Cette descente ne fut finalement pas le long calvaire que j'avais envisagé : ce surprenant ravin, même s'il cache les vues environnantes par ses protections végétales, offre tellement de paysages variés dans le lit du ruisseau lui-même qu'il fait oublier les efforts à prodiguer pour le mériter.
Pour information, les horaires de cette descente : Bocca di Castellucciu 14h45, embranchement Castellucciu 15h15, confluence Calva 16h05, triple vasque-cascade 17h15, confluence Valdu 17h40, confluence Quercitella 18h20, pont IGN300 19h10, parking voiture 19h45... Soit la descente complète en 5h.
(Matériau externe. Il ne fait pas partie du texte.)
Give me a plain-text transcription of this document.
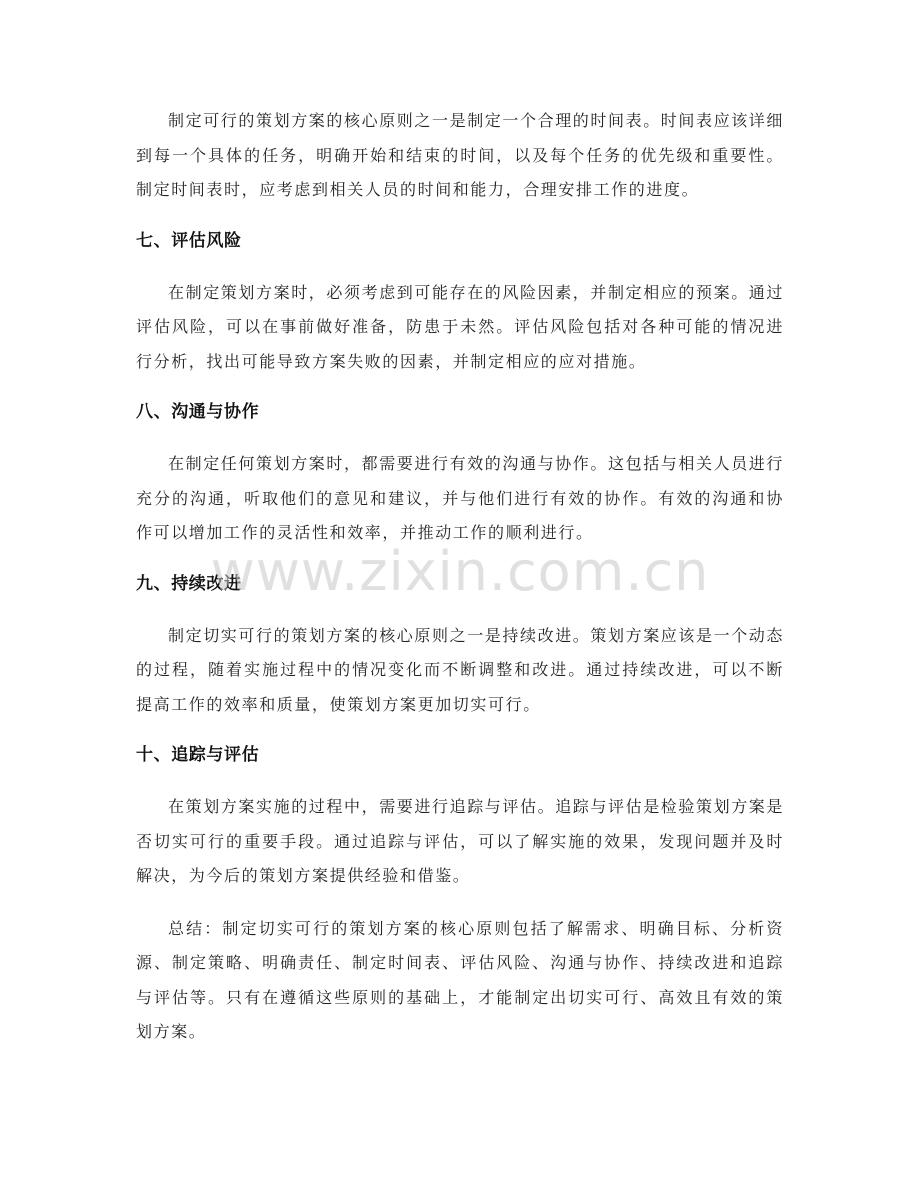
制定可行的策划方案的核心原则之一是制定一个合理的时间表。时间表应该详细到每一个具体的任务，明确开始和结束的时间，以及每个任务的优先级和重要性。制定时间表时，应考虑到相关人员的时间和能力，合理安排工作的进度。

七、评估风险

在制定策划方案时，必须考虑到可能存在的风险因素，并制定相应的预案。通过评估风险，可以在事前做好准备，防患于未然。评估风险包括对各种可能的情况进行分析，找出可能导致方案失败的因素，并制定相应的应对措施。

八、沟通与协作

在制定任何策划方案时，都需要进行有效的沟通与协作。这包括与相关人员进行充分的沟通，听取他们的意见和建议，并与他们进行有效的协作。有效的沟通和协作可以增加工作的灵活性和效率，并推动工作的顺利进行。

九、持续改进

制定切实可行的策划方案的核心原则之一是持续改进。策划方案应该是一个动态的过程，随着实施过程中的情况变化而不断调整和改进。通过持续改进，可以不断提高工作的效率和质量，使策划方案更加切实可行。

十、追踪与评估

在策划方案实施的过程中，需要进行追踪与评估。追踪与评估是检验策划方案是否切实可行的重要手段。通过追踪与评估，可以了解实施的效果，发现问题并及时解决，为今后的策划方案提供经验和借鉴。

总结：制定切实可行的策划方案的核心原则包括了解需求、明确目标、分析资源、制定策略、明确责任、制定时间表、评估风险、沟通与协作、持续改进和追踪与评估等。只有在遵循这些原则的基础上，才能制定出切实可行、高效且有效的策划方案。

www.zixin.com.cn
Cette marche de retour se fit sans incident particulier, ni problème d'itinéraire ou de maquis. Et deux rares rencontres animalières, ajoutées à celle de l'aigle du matin, ne tardèrent pas à me consoler de cette galère :
- D'abord, dans la partie sous le Castellucciu, une magnifique salamandre de Corse aux taches très orangées dont je réussis à rater piteusement la prise photographique alors qu'elle m'avait laissé tout le temps de la prendre avant de se réfugier sous une roche. Finalement, c'est un animal que l'on n'a pas si souvent l'occasion de voir en Corse, en tout cas en ce qui me concerne...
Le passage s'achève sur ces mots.